De pronto vio una vasija. Descendió y vio que contenía un poco de agua, pero estaba en el fondo de la vasija y él no llegaba con el pico.
-Pero debo beber esa agua –graznó-. Estoy demasiado fatigado para seguir volando. ¿Qué haré? Ya sé. Volcaré la vasija.
Le pegó con las alas, pero era demasiado pesada. No podía moverla.
Recapacitó.
-¡Ya sé! La romperé y beberé el agua cuando se derrame. Estará muy sabrosa.
Con pico, garras y alas se arrojó contra la vasija. Pero era demasiado fuerte.
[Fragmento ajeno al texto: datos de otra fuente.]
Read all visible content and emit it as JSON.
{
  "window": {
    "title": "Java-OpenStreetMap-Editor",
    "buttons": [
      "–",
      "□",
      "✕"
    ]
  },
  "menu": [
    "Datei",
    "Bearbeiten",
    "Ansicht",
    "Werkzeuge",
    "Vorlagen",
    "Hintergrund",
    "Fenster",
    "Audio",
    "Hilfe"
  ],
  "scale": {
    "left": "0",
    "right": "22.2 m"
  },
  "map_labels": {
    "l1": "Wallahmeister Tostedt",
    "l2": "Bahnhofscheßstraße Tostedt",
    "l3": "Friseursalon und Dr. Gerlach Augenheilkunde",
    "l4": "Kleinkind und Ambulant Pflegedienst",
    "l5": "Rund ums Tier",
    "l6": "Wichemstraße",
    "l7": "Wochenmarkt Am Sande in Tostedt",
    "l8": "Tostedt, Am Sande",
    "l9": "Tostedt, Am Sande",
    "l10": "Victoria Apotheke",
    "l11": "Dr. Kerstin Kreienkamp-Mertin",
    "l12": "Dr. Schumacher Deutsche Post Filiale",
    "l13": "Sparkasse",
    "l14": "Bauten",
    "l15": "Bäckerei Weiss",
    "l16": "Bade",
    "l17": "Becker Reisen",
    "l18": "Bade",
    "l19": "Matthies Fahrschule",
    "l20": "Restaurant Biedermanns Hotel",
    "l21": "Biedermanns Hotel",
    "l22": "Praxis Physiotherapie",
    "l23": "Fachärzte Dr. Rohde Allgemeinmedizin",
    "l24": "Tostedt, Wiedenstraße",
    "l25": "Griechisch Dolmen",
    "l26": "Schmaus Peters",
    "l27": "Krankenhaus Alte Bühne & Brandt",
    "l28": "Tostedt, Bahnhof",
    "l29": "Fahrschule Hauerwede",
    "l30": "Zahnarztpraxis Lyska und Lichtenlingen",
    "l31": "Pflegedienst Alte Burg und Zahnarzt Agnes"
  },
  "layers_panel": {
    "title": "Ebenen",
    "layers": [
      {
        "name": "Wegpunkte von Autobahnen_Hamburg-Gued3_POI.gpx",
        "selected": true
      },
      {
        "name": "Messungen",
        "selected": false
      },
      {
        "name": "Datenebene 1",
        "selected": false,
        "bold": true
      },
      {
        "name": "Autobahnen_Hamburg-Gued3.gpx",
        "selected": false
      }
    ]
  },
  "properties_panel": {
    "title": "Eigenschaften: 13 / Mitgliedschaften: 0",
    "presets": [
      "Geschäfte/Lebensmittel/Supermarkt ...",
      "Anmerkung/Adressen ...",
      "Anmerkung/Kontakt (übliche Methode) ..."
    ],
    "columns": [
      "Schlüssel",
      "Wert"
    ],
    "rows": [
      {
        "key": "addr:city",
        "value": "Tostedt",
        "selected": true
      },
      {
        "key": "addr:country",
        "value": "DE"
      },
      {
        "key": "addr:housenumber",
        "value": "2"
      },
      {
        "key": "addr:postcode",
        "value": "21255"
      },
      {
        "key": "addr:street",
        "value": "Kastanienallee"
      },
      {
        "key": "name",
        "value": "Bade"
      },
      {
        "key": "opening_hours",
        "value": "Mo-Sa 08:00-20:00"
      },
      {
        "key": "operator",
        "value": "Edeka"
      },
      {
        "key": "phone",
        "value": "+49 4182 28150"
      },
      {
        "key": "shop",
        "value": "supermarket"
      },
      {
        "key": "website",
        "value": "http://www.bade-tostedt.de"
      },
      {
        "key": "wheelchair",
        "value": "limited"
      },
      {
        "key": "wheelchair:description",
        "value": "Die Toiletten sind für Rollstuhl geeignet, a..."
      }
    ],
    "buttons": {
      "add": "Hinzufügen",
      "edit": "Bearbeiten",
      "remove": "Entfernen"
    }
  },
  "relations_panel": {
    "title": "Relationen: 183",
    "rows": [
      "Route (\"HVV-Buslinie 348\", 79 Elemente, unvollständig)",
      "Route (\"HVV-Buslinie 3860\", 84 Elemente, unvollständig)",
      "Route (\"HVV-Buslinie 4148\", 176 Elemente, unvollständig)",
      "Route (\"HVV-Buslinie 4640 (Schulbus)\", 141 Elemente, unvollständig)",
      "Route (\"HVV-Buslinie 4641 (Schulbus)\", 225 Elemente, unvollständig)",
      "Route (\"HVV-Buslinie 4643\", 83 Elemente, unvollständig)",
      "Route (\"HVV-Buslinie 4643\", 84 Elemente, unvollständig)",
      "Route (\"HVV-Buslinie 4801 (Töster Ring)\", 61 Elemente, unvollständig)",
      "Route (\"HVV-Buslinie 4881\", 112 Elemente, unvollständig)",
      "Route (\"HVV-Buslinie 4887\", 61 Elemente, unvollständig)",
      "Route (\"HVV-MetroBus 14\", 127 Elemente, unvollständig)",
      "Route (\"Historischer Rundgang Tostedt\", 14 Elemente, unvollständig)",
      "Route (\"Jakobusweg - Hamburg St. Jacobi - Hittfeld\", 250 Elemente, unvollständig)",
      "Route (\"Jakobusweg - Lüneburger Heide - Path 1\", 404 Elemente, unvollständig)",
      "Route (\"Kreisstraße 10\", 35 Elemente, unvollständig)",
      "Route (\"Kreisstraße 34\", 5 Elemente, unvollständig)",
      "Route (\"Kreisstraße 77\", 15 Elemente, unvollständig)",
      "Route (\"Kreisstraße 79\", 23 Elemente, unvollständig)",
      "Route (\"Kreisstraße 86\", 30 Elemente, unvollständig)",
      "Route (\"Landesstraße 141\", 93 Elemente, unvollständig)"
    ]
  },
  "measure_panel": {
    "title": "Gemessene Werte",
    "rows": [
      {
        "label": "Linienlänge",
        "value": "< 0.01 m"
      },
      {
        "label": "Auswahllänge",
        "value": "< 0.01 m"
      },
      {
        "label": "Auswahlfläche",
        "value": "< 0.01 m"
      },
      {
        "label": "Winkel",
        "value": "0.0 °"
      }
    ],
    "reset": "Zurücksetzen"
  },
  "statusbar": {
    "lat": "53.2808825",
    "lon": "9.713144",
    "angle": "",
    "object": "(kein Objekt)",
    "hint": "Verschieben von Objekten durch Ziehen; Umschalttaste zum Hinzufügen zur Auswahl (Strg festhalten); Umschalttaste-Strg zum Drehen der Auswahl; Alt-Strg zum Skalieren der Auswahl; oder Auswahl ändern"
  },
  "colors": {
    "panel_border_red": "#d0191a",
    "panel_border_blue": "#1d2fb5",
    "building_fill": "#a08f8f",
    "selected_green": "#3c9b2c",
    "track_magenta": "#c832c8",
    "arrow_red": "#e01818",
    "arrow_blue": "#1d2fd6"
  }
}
El pobre cuervo se tomó un descanso.
-¿Qué haré ahora? No puedo morir de sed con el agua tan cerca. Ha de haber una manera, y sólo necesito pensar hasta descubrirla.
Al cabo de un rato el cuervo tuvo una idea brillante. Había muchos guijarros en torno. Los tomó uno por uno y los arrojó en la vasija. Poco a poco el agua subió, hasta que al fin pudo beberla. ¡Qué sabrosa estaba!
-Siempre hay un modo de vencer los escollos –dijo el cuervo-, si sabemos aguzar el ingenio.